Vicente Verdú
No me gusta George Steiner. Siempre que le he escuchado dice lo mismo y siempre que le he leído me ha parecido insufriblemente un grado menos inteligente de lo que cabría esperar. Ahora, sin embargo, ha titulado un libro Los libros que nunca he escrito y lo acaba de publicar Siruela en su colección "El ojo del tiempo".
El absoluto ojo del tiempo ve los libros que Steiner y todos los demás nunca hemos escrito. No hemos escrito prácticamente todos los libros existentes pero aquellos que nosotros "no hemos escrito" son un puñado no ya de temas y obsesiones sino de volúmenes (volubles bártulos) que circulan por nuestro alrededor. De ellos, unos apegaron su ausencia a la conciencia como taras culpables mientras otros se fueron disipando como pavesas que la distancia ha convertido incluso en una extraña liberación. De su conjunto, se ha deducido una rara incomplitud de la escritura pero tal vacío, a la vez, ha creado un perfil decisivo de nuestra imagen profesional y personal. Cada uno de los potenciales libros, transformado en éxito o en fracaso, en seña de identidad presente u olvidada, conformaría un semblante diferente de la Obra. Y hay libros que en miles de casos, exclusivamente por sí solos graban con fijeza la forma y la planta del escritor. Teniendo esto presente todo libro no escrito podría haber sido la estampa crucial de nuestra personalidad en la historia.
Para bien o para mal, para uno u otro reflejo concreto, ese libro que ahora camufla la ausencia, habría actuado como un molde central, una máscara de hierro. ¿Merecería la pena pues sopesar, recrear, investigar, el no de su realización? ¿Se erró o se atinó negándole evidencia? Preguntas imposibles de responder desde el mismo tiempo vivido. Preguntas propensas a la máxima corrupción enunciada después.
Los libros no se escriben porque parecen demasiado esfuerzo, porque el esfuerzo se muestra caprichoso en otra dirección, porque su escritura se aplaza, porque son en verdad libros de otros. Libros en fin que abandonados a su suerte el tiempo se encarga de engullir, metabolizar y expulsar convertidos sin duda en materia prima para otra obra imprevisible y de la que la ausencia primera actuará como presencia, abono efectivo que generará vida y luz. Luz iluminadora de todo el conjunto escrito (o no escrito) o luz maléfica que fomentará un turbión de interpretaciones sesgadas y de las que tantas veces se sirve la leyenda para bien o para mal. Para el azar. Porque lo más importante sería conocer si ese libro pensado, anotado, imaginado pero no escrito contuviera el sino de su no creador. Porque ¿sería entonces el sino del autor no haber escrito ese libro en lugar de verse determinado por aquel otro que, como en el amor, le dijo sí? ¿Será su sino ese sí? ¿Será su sino aquel no?

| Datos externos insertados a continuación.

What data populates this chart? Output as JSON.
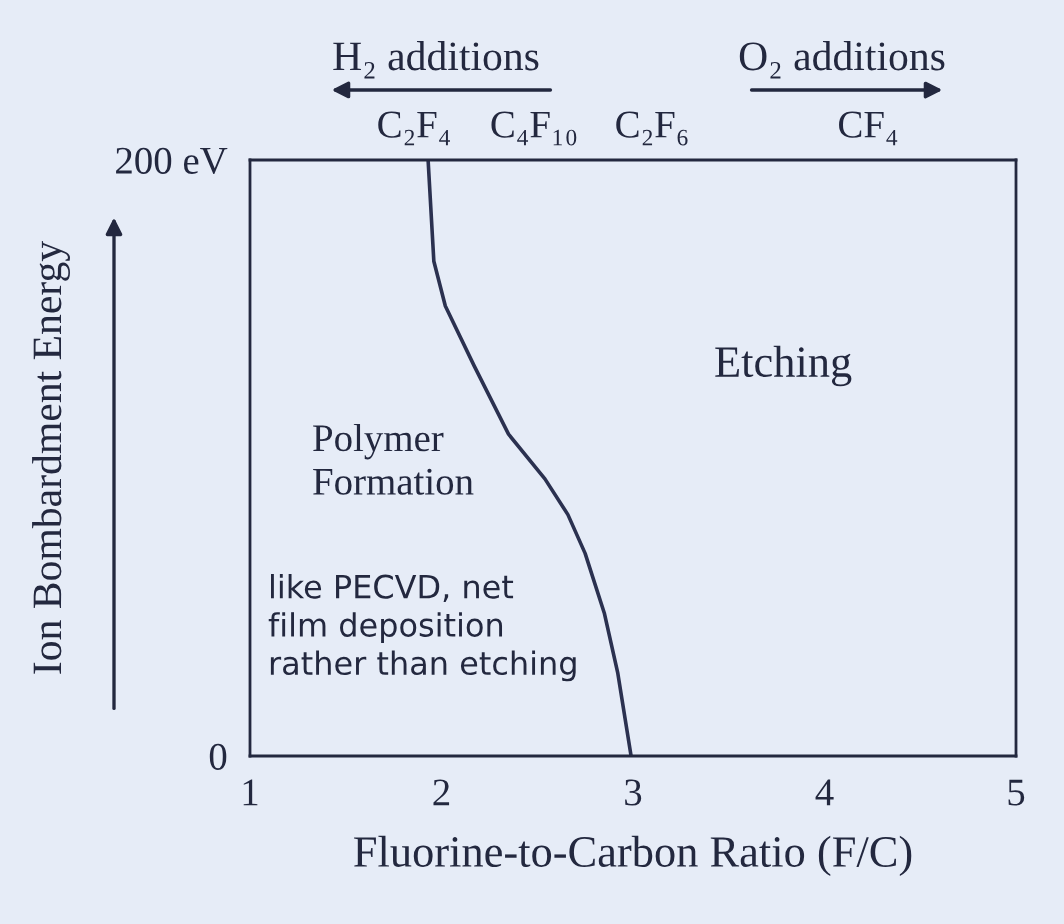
{
  "chart_data": {
    "type": "line",
    "xlabel": "Fluorine-to-Carbon Ratio (F/C)",
    "ylabel": "Ion Bombardment Energy",
    "x": [
      1.93,
      1.96,
      2.02,
      2.17,
      2.35,
      2.54,
      2.66,
      2.75,
      2.85,
      2.92,
      2.99
    ],
    "values": [
      200,
      166,
      151,
      131,
      108,
      93,
      81,
      68,
      48,
      28,
      0
    ],
    "color": "#2b3150",
    "line_style": "solid",
    "xlim": [
      1,
      5
    ],
    "xticks": [
      1,
      2,
      3,
      4,
      5
    ],
    "ylim": [
      0,
      200
    ],
    "yticks": [
      0,
      {
        "value": 200,
        "label": "200 eV"
      }
    ],
    "annotations": [
      "H₂ additions",
      "O₂ additions",
      "C₂F₄",
      "C₄F₁₀",
      "C₂F₆",
      "CF₄",
      "Polymer\nFormation",
      "like PECVD, net\nfilm deposition\nrather than etching",
      "Etching"
    ]
  }
}
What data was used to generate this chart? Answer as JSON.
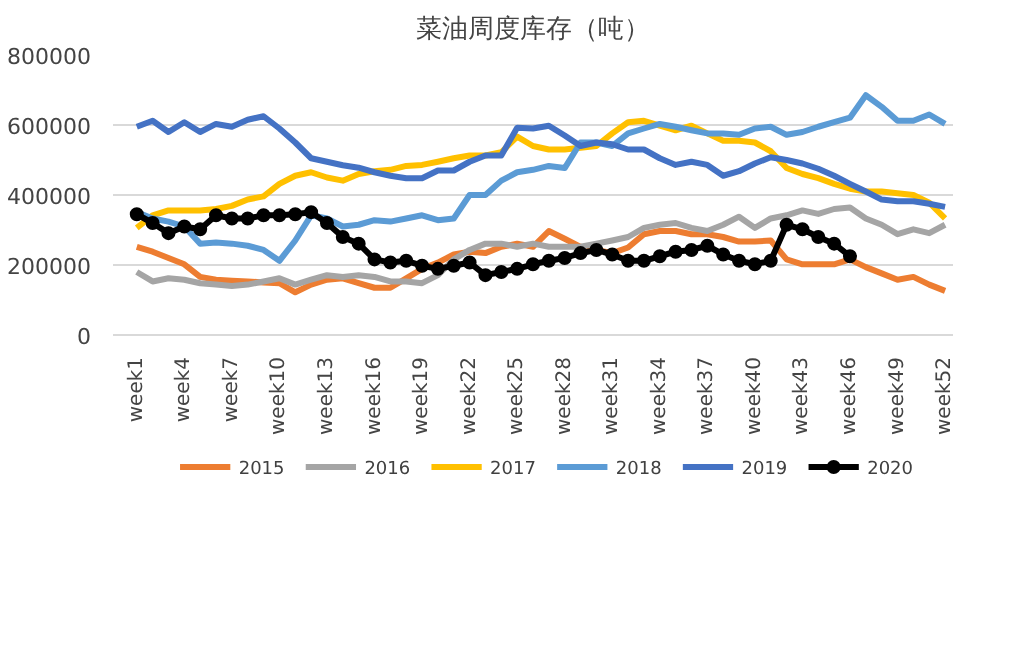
{
  "chart_data": {
    "type": "line",
    "title": "菜油周度库存（吨）",
    "categories": [
      "week1",
      null,
      null,
      "week4",
      null,
      null,
      "week7",
      null,
      null,
      "week10",
      null,
      null,
      "week13",
      null,
      null,
      "week16",
      null,
      null,
      "week19",
      null,
      null,
      "week22",
      null,
      null,
      "week25",
      null,
      null,
      "week28",
      null,
      null,
      "week31",
      null,
      null,
      "week34",
      null,
      null,
      "week37",
      null,
      null,
      "week40",
      null,
      null,
      "week43",
      null,
      null,
      "week46",
      null,
      null,
      "week49",
      null,
      null,
      "week52"
    ],
    "ylim": [
      0,
      800000
    ],
    "yticks": [
      0,
      200000,
      400000,
      600000,
      800000
    ],
    "grid": "y",
    "legend": "bottom",
    "marker": "none",
    "line_style": "solid",
    "series": [
      {
        "name": "2015",
        "color": "#ed7d31",
        "values": [
          252000,
          238000,
          220000,
          202000,
          166000,
          158000,
          155000,
          153000,
          150000,
          148000,
          122000,
          144000,
          158000,
          162000,
          148000,
          135000,
          135000,
          162000,
          189000,
          207000,
          230000,
          238000,
          234000,
          252000,
          261000,
          252000,
          297000,
          275000,
          252000,
          243000,
          234000,
          250000,
          288000,
          297000,
          297000,
          288000,
          288000,
          280000,
          267000,
          267000,
          270000,
          216000,
          202000,
          202000,
          202000,
          216000,
          194000,
          176000,
          158000,
          166000,
          144000,
          126000
        ]
      },
      {
        "name": "2016",
        "color": "#a5a5a5",
        "values": [
          180000,
          153000,
          162000,
          158000,
          148000,
          144000,
          140000,
          144000,
          153000,
          162000,
          144000,
          158000,
          171000,
          166000,
          171000,
          166000,
          153000,
          153000,
          148000,
          171000,
          216000,
          243000,
          261000,
          261000,
          252000,
          261000,
          252000,
          252000,
          252000,
          261000,
          270000,
          280000,
          306000,
          315000,
          320000,
          306000,
          297000,
          315000,
          338000,
          306000,
          333000,
          342000,
          356000,
          346000,
          360000,
          364000,
          333000,
          315000,
          288000,
          302000,
          291000,
          315000
        ]
      },
      {
        "name": "2017",
        "color": "#ffc000",
        "values": [
          306000,
          342000,
          356000,
          356000,
          356000,
          360000,
          369000,
          387000,
          396000,
          432000,
          455000,
          465000,
          450000,
          441000,
          460000,
          468000,
          472000,
          483000,
          486000,
          495000,
          505000,
          513000,
          513000,
          522000,
          567000,
          540000,
          530000,
          530000,
          535000,
          540000,
          576000,
          608000,
          612000,
          598000,
          585000,
          598000,
          576000,
          555000,
          555000,
          550000,
          525000,
          477000,
          460000,
          448000,
          432000,
          418000,
          410000,
          410000,
          405000,
          400000,
          378000,
          333000
        ]
      },
      {
        "name": "2018",
        "color": "#5b9bd5",
        "values": [
          351000,
          333000,
          324000,
          310000,
          261000,
          264000,
          261000,
          255000,
          243000,
          212000,
          270000,
          342000,
          333000,
          310000,
          315000,
          328000,
          324000,
          333000,
          342000,
          328000,
          333000,
          400000,
          400000,
          441000,
          465000,
          472000,
          483000,
          477000,
          550000,
          550000,
          540000,
          576000,
          590000,
          603000,
          595000,
          585000,
          576000,
          576000,
          572000,
          590000,
          595000,
          572000,
          580000,
          595000,
          608000,
          621000,
          685000,
          652000,
          612000,
          612000,
          630000,
          603000
        ]
      },
      {
        "name": "2019",
        "color": "#4472c4",
        "values": [
          595000,
          612000,
          580000,
          608000,
          580000,
          603000,
          595000,
          615000,
          625000,
          590000,
          550000,
          505000,
          495000,
          485000,
          478000,
          465000,
          455000,
          448000,
          448000,
          470000,
          470000,
          495000,
          513000,
          513000,
          592000,
          590000,
          598000,
          570000,
          540000,
          550000,
          545000,
          530000,
          530000,
          505000,
          486000,
          495000,
          486000,
          455000,
          468000,
          490000,
          508000,
          500000,
          490000,
          475000,
          455000,
          432000,
          410000,
          387000,
          382000,
          382000,
          375000,
          366000
        ]
      },
      {
        "name": "2020",
        "color": "#000000",
        "marker": "circle",
        "values": [
          345000,
          320000,
          291000,
          310000,
          302000,
          342000,
          333000,
          333000,
          342000,
          342000,
          345000,
          351000,
          320000,
          280000,
          261000,
          216000,
          207000,
          212000,
          198000,
          189000,
          198000,
          207000,
          171000,
          180000,
          189000,
          202000,
          212000,
          220000,
          234000,
          243000,
          230000,
          212000,
          212000,
          225000,
          238000,
          243000,
          255000,
          230000,
          212000,
          202000,
          212000,
          315000,
          302000,
          280000,
          261000,
          225000,
          null,
          null,
          null,
          null,
          null,
          null
        ]
      }
    ]
  }
}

La interrelación con la escritura asusta. Las obras nos obran y las obras nos destruyen sin conocer de antemano su intención. Como en el amor, su intención la creemos parte integral de la nuestra pero lanzadas al tumulto de la vida general la intencionalidad adquiere caracteres incontrolables, imprevisibles y, en consecuencia, amenazantes. El público escribe a través del tiempo el rostro del autor cuya fisonomía va procediendo del transcurrir de la obra, la ausencia del libro sin escribir y la presencia del libro escrito que constituyen un todo continuo. Un todo holístico o hologramático tal como el sistema de llenos y vacíos de la vida personal, el cosmos de agujeros y masas, la involuntaria voluntad de representación que construyen tanto como destruyen el ser, un concepto tan extraño, tan virtual, tan intangible como la dialéctica de la ausencia que permite, con su fuerza, disfrutar del efecto presencial.